In that context, this publication sent detailed questions to Google about sanctions compliance, its policy on armed groups, the risk of propaganda, and when content is removed from search results.
Google’s response: “We are guided by local law and the decisions of courts when it comes to removing pages from our results. We comply with all valid legal removal requests.”
Why Google’s Algorithm Hands the RSF a Default Win
There is a structural factor compounding the problem. The Sudan Armed Forces (SAF) has no official website. At the moment, the public communications appear to be routed through SUNA, the state news agency.
In search engine optimization (SEO) terms, this leaves the RSF’s domain as the only dedicated military presence competing for search queries about Sudan’s armed forces.
Google’s algorithm does not weigh geopolitical context or sanctions status; it rewards authority and optimization. In the absence of a competing official source, the militia’s website, once indexed, wins the ranking contest by default.

According to YouTube, a Google subsidiary, the indexing of the militia’s website brings about what appears to be an internal contradiction as defined by the policy on terrorist content published on its support pages.

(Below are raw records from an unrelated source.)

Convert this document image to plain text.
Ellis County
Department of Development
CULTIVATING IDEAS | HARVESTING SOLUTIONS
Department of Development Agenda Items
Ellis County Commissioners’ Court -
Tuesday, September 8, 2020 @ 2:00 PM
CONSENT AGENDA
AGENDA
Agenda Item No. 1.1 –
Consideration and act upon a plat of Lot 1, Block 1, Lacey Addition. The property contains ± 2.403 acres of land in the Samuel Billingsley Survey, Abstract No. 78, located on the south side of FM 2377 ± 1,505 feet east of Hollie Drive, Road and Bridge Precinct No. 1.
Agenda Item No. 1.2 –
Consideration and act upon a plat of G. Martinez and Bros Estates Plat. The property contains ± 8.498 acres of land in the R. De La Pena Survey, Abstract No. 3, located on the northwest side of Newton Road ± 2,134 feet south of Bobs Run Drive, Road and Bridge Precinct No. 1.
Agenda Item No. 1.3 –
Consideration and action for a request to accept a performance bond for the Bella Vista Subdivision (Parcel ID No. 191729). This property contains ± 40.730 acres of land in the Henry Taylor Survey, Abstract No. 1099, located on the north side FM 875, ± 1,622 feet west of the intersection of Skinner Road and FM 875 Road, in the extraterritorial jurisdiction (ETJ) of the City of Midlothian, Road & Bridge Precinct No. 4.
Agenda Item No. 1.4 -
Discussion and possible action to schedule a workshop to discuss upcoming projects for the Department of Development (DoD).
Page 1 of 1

“We terminate any channel where we have a reasonable belief that the account holder is a member of a designated terrorist organization, such as a foreign terrorist organization (U.S.) or an organization identified by the United Nations.”
The policy would appear to require exactly the action Google Search has not taken.
The US Treasury’s Office of Foreign Assets Control (OFAC), which has sanctioned the armed group, states that all transactions by US persons involving the property or interests of a blocked entity are prohibited unless specifically licensed.
As a US company, whether indexing and serving traffic to a sanctioned entity’s website constitutes a “transaction” under OFAC regulations has not been tested in court, and Google has not been charged with any sanctions violations.
But the question, one that Google’s own response to this publication did not address, is legitimate and unresolved.
At the moment, the RSF meets both criteria of being flagged by the UN Security Council and sanctioned by the United States government.
This is not the first time Google has been pressed to act on harmful content without a court order, and it is not the first time it has done so.
After the January 6 United States Capitol attack, the Washington Post reported that Google joined other tech firms in removing incendiary content and pledged tougher action against harmful groups.
These were decisions made based on internal harm assessments, not “legal removal requests.”
Further, back in 2017, Google’s own general counsel, unprompted by any legal removal requests, wrote that “there should be no place for terrorist content on our services.”
The post further outlined proactive machine-learning systems to identify and remove ISIS content.
Google’s Definition of a “Bad Actor” Remains Unexplained
On our inquiries, Google did share a blog post on why they remove content from search results. One line stands out: “We’re always evolving our approach to protect against bad actors on the web and ensure Google continues to deliver high-quality, reliable information for everyone.”
Given the documented allegations of killings, rape, and starvation against the RSF by the UN, governments, and other human rights bodies, Google’s threshold for a “bad actor” is yet to be determined.
The threshold question is not hypothetical as Google has demonstrated it will act without court orders when it chooses to.
Andrew Kibe, a Kenyan content creator, had his YouTube channel restricted by Google with no formal complaint from the Communications Authority of Kenya (CA), no court order, and no government sanction.
Kibe is a civilian who divides opinion but has not been accused of killing anyone. The RSF has been accused of massacring 6,000 people in El Fasher alone.
A notable discrepancy exists between the total de-platforming of Andrew Kibe and the preserved search authority of RSF; Google has yet to clarify the policy logic behind this double standard.